To see how blatant this was, first look at this image of the 6502 chip (courtesy of Visual 6502)...
Now, look at this image of the Ricoh 2A03 (also from Visual 6502)
Does that little bit in the lower right corner look familiar?
Interestingly, the Binary Coded Decimal (BCD) functionality of the 6502 were fused off before the chip was incorporated into the Ricoh clone. This feature allowed the 6502 to perform arithmetic operations on numbers stored as decimal, with 4 bits representing a decimal digit. It was covered under a patent held by MOS, which is probably why Ricoh disabled it.

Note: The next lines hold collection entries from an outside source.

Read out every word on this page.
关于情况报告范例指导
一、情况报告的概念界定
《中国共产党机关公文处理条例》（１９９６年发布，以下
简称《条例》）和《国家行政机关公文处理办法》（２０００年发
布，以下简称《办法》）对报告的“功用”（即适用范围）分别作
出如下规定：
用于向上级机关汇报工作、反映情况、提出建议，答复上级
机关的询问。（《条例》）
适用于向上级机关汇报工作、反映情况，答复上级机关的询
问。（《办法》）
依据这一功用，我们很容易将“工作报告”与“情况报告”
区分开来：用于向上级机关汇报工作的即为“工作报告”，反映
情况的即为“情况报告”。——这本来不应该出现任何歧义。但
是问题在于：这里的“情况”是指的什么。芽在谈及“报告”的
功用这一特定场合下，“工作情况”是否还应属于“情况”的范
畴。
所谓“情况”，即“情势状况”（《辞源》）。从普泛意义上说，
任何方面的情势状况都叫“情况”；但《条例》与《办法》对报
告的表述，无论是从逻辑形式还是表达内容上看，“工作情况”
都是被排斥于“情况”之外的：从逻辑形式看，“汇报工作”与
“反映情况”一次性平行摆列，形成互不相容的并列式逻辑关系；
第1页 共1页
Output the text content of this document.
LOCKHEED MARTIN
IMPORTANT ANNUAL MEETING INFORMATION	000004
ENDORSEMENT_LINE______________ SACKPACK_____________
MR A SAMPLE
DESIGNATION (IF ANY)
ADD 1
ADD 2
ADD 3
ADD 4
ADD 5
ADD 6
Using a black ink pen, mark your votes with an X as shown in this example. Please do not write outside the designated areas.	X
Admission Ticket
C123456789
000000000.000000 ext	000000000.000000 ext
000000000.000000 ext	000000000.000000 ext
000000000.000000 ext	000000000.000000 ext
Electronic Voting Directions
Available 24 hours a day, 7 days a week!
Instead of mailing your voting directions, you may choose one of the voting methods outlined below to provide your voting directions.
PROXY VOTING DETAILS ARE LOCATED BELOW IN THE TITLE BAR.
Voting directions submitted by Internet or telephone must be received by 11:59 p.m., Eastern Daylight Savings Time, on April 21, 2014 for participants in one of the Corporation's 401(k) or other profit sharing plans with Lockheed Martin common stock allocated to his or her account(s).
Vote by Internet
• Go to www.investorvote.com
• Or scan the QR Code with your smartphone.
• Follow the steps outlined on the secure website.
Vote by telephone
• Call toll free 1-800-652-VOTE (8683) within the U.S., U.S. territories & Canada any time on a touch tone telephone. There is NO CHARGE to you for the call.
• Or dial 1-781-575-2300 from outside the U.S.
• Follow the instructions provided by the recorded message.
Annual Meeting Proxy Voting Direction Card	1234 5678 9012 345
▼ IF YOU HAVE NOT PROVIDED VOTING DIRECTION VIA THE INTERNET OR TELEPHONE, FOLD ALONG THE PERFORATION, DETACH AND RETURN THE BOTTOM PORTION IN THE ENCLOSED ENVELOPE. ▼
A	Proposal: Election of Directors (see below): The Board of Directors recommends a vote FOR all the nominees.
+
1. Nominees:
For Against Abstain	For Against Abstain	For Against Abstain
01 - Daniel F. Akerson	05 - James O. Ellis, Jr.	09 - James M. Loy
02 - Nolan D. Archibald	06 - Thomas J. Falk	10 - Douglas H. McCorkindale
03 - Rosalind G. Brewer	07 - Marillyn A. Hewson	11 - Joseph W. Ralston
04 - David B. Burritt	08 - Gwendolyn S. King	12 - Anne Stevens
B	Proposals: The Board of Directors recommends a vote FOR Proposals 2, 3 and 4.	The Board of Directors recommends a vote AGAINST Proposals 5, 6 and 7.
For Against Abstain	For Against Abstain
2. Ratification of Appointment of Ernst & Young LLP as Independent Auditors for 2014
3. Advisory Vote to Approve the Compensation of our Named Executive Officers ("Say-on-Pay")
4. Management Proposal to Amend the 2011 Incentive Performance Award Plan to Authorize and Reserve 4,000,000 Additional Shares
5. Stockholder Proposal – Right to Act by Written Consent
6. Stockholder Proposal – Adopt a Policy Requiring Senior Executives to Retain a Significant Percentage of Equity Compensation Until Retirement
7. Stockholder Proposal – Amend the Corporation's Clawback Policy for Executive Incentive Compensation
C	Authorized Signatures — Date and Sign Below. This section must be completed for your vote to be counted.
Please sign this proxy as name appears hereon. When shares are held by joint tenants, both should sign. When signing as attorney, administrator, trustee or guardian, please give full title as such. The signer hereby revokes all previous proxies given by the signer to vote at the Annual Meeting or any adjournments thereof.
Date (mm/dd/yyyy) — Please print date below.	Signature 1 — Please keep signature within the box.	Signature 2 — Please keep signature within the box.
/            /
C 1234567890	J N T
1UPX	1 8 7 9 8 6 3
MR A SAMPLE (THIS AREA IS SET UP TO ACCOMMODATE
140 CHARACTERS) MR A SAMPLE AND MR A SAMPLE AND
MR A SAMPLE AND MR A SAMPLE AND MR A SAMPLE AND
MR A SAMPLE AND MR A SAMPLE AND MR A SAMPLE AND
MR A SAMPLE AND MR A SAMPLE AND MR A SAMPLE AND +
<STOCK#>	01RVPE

The other parts of this chip are for things like the NES's sound generator, known as the "APU" and definitely worthy of its own post someday. It's also why there are two variants of this chip: one for NTSC and one for PAL.
Link to this section Conclusion
The 6502 is one of the final bastions of an age where microprocessors could be contained in a pile of parchment in a dude named Chuck's desk. It was one of the first mainframes in a chip, and powered countless number of people's first experiences in computing. The number of programmers today who got their start on the 6502 alone makes the chip worldchanging in it of itself.